The micro-porous separator is needed with the lithium polymer battery instead of the more usual porous separator used with standard types.

The lithium polymer approach can be used with most lithium ion battery technologies: Lithium cobalt, lithium phosphate, lithium manganese, etc. and in this respect lithium polymer technology is not considered to be a different battery technology, but an enhancement to the types of lithium ion battery already available.

In this way the same anode and cathode materials are used, the only difference is the electrolyte and separator, although the same amount of electrolyte is normally used.

The charge and discharge characteristics for the lithium polymer cells are identical to the standard types and therefore the usual charging mechanisms can be used. Often for items like power banks, etc, USB power sources are used, but the internal charging electronics hardware controls the process - the same circuitry can be typically be used.

For lithium polymer batteries and cells, different manufacturing approaches are employed. Traditional lithium ion batteries mainly use a cylindrical cell configuration or a box configuration known as 'prismatic' cells.

Lithium polymer cells use a foil pouch type of format, which has been described as being similar to chewing gum packages. These can be made very much slimmer than the more traditional ones. This is very attractive for many manufacturers who are always seeking to have slimmer equipment; laptops, phones, etc.

The lithium polymer batteries use a foil type case and laminated sheets within the battery. This enables the batteries to be made much lighter - in facts there is often a weight saving of around 20% or more.
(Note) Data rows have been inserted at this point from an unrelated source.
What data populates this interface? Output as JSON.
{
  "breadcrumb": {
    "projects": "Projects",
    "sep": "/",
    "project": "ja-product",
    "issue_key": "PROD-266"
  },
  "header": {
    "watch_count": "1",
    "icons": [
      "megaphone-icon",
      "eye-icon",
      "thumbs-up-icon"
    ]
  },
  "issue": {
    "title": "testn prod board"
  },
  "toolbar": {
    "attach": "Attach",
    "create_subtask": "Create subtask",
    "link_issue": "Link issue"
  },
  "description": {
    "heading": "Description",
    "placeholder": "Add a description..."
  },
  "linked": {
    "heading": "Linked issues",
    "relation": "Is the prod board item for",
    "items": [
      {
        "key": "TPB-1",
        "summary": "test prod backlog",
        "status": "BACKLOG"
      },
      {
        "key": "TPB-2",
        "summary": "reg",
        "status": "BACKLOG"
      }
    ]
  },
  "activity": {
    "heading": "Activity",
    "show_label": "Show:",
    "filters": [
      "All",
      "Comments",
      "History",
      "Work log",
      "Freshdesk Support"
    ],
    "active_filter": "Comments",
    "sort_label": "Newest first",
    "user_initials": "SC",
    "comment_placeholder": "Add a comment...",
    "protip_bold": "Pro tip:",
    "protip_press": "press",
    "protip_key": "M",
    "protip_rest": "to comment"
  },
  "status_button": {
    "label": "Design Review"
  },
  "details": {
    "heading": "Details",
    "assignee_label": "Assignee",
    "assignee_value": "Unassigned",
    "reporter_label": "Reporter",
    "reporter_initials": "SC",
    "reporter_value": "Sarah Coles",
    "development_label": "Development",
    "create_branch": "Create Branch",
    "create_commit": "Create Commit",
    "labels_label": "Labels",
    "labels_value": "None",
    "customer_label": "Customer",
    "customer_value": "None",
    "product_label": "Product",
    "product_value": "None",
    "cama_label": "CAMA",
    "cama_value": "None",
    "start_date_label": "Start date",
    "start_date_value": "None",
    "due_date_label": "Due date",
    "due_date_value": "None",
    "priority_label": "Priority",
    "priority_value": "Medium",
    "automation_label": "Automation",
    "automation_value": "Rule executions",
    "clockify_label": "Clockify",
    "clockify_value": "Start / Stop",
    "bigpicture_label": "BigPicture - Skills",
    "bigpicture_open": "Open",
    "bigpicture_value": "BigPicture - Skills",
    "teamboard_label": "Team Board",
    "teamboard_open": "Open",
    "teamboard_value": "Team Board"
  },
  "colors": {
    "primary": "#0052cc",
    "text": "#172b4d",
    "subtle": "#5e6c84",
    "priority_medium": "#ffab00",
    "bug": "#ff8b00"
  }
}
The construction techniques used for the lithium polymer batteries also enable them to be made in a variety of shapes and this is very attractive for mobile phone and laptop manufacturers who may need odd shaped batteries to fit into their very tightly packed equipment.

Lithium ion vs lithium polymer

When selecting a lithium ion battery there may be an option of a standard lithium ion battery or a lithium ion one. For most domestic or personal applications, this can apply to power banks where the type of battery is mentioned in the specification, and it can be wondered which option will be best.

For manufacturers of equipment like laptops, mobile phones and other similar equipment, there are many points to consider when choosing between traditional lithium ion and lithium polymer.

Comparison of Lithium ion vs lithium polymer batteries

Lithium polymer battery

  • Can be made with a very slim outline.
  • Can be made in a variety of shapes and outlines.
  • Low weight
  • Higher energy density for given weight (WH/kg)
  • Cost of manufacture now becoming lower.
  • Bendable batteries available.
  • Slightly higher top usage temperature.

Traditional lithium ion battery

  • Higher energy density for given volume (WH/l)
  • More widely available.
  • Cylindrical version offers lowest cost per WH.

In some respects the differences can be relatively minor and may not be important for some users, but when comparing lithium polymer vs lithium ion batteries, the differences may be important.

Lithium polymer batteries offer some advantages over the more traditional lithium ion battery technologies. In most respects, the polymer version of a battery gives a slight improvement in performance, but also the cost is slightly more.